When searching for a path by moving forward, shift register 2
By shifting to the left, the path history is moved to path memory 1.
is written to a predetermined address. Then, "1" or "0" is added to the empty area at the right end to output a temporary code from adders 3 and 4, and as mentioned above, if the path value does not exceed the threshold, it is determined that the path is correct. , the "1" or "0" at that time remains at the right end of the shift register 2, and when searching for the next path, the path history that is shifted and output by shifting the shift register 2 to the left is the same as the above in the path memory 1. is written to the next address. Then, "1" or "0" is added to the right end of the shift register 2, and a temporary code is output.

Also, when searching for a path by backwards, the path history is read from the address in path memory 1 where the path history was written after the previous path search and added to the left end of shift register 2, and a rightward shift is performed. It will be done. As a result, the path history corresponding to the constraint length of the code including the history of the previous pass is set in the shift register 2, "1" or "0" is added to the right end again, and a temporary code is output. , a search is performed for a path whose path value does not exceed a threshold. When searching for a path further by backwards, the path history is read from the address in the path memory 1 where the path history was written during the previous path search and added to the left end of the shift register 2. A rightward shift is performed.

The shift register 2 performs shift control to the left when searching for a forward path, and performs shift control to the right when searching for a backward path. Such control means are already known. Various means can be adopted. In addition, address control for writing path history into path memory 1 or reading path history is easily performed depending on whether the path is being searched forward or backward. can be realized.

〔Effect of the invention〕

As explained above, in the present invention, the internal encoder of a sequential decoder is configured by a shift register 2 and adders 3 and 4, and the path history is written in the path memory 1 and the path memory 1 The path history can be read only once without depending on the code constraint length, which has the advantage of being significantly faster than the conventional example.
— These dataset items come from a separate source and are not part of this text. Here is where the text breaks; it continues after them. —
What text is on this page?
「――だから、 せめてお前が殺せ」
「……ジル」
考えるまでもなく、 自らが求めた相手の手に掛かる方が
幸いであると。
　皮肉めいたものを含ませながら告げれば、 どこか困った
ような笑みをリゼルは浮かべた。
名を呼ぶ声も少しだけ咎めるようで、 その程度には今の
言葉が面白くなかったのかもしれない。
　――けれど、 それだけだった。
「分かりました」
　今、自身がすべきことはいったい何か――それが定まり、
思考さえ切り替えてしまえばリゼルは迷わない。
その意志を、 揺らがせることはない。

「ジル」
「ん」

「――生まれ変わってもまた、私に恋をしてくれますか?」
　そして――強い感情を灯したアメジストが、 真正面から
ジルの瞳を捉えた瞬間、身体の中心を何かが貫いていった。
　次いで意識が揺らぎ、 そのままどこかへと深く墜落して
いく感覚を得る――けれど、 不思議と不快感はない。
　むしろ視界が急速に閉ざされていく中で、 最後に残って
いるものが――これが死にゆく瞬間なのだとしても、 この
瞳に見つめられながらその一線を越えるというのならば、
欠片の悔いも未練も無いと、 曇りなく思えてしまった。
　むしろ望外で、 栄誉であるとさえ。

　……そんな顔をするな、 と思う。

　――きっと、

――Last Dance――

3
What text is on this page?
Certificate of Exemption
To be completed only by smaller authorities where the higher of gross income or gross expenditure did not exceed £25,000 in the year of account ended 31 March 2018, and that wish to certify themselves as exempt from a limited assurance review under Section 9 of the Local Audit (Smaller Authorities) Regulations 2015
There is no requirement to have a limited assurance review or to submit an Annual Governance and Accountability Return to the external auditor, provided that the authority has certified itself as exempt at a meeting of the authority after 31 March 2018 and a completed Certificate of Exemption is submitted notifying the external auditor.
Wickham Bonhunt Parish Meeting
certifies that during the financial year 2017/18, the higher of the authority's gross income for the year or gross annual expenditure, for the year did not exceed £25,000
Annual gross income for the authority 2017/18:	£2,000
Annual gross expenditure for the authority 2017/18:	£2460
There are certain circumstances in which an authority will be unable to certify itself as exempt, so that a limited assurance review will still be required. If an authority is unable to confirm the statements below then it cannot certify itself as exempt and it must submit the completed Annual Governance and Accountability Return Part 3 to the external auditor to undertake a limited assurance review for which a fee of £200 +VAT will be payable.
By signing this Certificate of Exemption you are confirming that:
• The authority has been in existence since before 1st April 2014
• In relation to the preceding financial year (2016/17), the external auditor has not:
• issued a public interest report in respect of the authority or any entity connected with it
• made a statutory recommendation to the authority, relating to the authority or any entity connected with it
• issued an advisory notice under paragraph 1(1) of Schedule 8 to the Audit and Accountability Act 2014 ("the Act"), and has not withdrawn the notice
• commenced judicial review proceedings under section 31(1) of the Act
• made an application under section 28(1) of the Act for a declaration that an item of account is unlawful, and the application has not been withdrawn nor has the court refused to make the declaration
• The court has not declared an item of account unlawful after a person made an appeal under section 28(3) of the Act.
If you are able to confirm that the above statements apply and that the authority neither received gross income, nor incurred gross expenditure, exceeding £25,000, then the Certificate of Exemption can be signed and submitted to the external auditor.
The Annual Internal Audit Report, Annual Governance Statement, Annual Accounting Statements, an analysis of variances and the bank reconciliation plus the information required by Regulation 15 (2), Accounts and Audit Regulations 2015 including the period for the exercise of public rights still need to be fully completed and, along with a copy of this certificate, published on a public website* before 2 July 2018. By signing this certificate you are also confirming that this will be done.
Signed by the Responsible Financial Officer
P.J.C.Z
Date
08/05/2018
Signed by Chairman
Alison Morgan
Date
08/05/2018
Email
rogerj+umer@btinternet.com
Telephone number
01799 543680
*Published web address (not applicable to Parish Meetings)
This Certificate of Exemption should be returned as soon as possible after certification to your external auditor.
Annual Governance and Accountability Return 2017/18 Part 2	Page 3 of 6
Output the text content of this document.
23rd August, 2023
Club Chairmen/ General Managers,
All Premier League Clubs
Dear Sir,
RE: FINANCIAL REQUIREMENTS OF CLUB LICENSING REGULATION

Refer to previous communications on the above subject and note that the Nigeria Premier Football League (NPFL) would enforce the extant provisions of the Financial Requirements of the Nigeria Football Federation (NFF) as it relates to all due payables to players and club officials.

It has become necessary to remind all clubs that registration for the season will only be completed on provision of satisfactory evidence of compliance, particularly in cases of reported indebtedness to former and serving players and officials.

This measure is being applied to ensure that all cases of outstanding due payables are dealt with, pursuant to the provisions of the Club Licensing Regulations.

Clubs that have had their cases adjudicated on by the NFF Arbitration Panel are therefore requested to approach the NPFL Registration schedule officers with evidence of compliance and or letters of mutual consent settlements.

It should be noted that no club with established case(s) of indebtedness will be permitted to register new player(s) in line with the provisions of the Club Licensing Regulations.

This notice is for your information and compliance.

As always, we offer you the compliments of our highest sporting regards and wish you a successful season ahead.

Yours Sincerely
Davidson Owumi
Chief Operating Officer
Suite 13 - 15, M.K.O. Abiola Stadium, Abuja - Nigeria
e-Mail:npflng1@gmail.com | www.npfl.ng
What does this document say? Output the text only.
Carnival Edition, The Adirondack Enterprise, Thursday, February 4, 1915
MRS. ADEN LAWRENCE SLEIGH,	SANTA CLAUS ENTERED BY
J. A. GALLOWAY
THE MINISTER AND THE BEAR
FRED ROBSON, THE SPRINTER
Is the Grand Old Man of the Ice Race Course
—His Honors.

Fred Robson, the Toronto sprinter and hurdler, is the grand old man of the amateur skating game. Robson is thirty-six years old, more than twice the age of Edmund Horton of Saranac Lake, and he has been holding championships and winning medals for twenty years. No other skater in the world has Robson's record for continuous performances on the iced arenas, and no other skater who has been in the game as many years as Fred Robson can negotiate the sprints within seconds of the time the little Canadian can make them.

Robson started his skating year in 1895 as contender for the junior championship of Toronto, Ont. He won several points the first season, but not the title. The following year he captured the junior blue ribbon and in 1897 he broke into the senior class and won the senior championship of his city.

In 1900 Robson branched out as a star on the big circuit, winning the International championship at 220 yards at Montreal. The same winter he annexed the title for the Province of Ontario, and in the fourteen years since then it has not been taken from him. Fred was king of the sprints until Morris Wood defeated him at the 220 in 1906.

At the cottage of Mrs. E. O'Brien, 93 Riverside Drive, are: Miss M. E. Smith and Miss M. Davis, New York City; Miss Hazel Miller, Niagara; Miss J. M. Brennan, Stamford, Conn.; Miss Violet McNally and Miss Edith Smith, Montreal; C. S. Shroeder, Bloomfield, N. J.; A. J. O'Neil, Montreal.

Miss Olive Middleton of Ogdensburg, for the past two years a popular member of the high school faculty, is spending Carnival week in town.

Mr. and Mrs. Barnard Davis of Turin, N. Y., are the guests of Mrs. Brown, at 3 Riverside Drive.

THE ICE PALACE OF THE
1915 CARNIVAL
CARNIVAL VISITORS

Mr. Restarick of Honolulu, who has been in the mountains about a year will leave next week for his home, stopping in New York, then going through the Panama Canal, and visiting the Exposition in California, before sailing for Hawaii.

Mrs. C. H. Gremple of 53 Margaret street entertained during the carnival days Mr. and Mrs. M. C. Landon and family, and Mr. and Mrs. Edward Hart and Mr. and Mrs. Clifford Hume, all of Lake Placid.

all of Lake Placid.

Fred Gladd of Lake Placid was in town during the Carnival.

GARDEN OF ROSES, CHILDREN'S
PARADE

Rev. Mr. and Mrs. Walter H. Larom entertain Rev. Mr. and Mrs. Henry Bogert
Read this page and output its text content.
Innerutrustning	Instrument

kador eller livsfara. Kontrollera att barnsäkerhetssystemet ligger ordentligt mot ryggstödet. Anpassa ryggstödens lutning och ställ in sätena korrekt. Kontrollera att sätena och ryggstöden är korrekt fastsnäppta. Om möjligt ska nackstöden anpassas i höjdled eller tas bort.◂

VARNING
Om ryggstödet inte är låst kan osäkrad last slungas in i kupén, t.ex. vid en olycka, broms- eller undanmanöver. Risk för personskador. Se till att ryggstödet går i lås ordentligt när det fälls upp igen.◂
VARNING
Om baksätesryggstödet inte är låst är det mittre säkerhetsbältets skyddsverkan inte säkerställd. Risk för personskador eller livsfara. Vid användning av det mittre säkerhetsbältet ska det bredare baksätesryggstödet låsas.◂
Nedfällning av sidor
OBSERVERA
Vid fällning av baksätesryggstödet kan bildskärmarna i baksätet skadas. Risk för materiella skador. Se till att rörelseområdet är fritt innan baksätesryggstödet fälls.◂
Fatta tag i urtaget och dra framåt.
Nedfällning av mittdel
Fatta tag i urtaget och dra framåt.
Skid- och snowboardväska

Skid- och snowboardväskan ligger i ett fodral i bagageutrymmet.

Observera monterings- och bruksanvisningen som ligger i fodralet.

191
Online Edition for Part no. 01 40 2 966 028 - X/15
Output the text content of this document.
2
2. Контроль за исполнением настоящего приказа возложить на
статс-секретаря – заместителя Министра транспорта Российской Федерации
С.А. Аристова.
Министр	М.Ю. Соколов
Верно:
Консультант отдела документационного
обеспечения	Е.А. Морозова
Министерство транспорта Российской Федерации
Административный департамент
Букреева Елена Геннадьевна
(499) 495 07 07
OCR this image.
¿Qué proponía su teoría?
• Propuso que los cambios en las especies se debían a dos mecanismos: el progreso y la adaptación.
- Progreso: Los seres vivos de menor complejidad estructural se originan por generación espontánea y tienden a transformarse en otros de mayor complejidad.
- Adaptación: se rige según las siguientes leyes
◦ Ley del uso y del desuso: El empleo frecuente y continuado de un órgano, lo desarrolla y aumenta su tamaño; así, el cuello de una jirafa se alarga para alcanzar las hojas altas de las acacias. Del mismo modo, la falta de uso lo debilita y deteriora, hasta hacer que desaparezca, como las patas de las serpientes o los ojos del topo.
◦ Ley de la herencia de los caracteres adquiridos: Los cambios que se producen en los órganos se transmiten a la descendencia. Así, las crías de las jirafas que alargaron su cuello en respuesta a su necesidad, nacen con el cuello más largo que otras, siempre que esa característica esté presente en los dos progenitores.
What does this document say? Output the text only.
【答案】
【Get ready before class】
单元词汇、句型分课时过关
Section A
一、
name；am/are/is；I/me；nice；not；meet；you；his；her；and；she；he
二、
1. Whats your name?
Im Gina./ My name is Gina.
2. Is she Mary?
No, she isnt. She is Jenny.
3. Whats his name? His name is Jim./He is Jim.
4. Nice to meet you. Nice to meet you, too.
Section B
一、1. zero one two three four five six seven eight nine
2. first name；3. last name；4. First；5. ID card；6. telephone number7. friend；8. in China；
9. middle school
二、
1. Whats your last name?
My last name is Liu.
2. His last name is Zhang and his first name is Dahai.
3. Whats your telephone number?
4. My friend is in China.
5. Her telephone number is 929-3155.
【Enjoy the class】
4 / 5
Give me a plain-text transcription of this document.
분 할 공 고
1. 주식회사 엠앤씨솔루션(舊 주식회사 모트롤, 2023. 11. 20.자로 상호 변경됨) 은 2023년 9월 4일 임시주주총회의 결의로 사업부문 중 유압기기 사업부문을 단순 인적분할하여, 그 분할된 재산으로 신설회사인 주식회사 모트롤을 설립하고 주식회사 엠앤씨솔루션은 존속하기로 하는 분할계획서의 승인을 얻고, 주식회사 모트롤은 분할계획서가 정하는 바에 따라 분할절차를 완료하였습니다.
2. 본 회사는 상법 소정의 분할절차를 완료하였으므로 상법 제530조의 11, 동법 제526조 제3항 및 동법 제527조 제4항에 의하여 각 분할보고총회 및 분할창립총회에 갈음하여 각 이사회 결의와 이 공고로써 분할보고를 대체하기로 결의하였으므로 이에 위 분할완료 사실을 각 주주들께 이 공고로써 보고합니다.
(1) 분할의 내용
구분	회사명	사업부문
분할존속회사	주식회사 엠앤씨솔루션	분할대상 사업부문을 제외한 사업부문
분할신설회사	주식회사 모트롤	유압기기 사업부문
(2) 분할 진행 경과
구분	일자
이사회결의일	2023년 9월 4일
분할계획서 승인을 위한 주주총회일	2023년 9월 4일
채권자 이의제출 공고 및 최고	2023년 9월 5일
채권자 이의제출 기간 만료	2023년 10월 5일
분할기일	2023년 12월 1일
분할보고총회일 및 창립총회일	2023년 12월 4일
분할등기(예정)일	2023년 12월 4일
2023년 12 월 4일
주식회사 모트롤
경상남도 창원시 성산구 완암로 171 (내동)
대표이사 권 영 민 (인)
[Brief explanation of drawings]

FIG. 1 is a block diagram of a main part of an embodiment of the present invention, FIG. 2 is a block diagram of a main part of a conventional example, and FIG. 3 is an explanatory diagram of the Fano algorithm. 1 is path memory, 2 is shift register, 3, 4
is an adder.

Claims (1)

[Claims] 1. In a sequential decoder based on the Juano algorithm, the history of the path can be mutually transferred with the path memory 1 that stores the history of the path, and the length of the code constraint length is 1. A sequential decoder comprising: a shift register 2 which temporarily stores the path history and forms an internal encoder together with adders 3 and 4.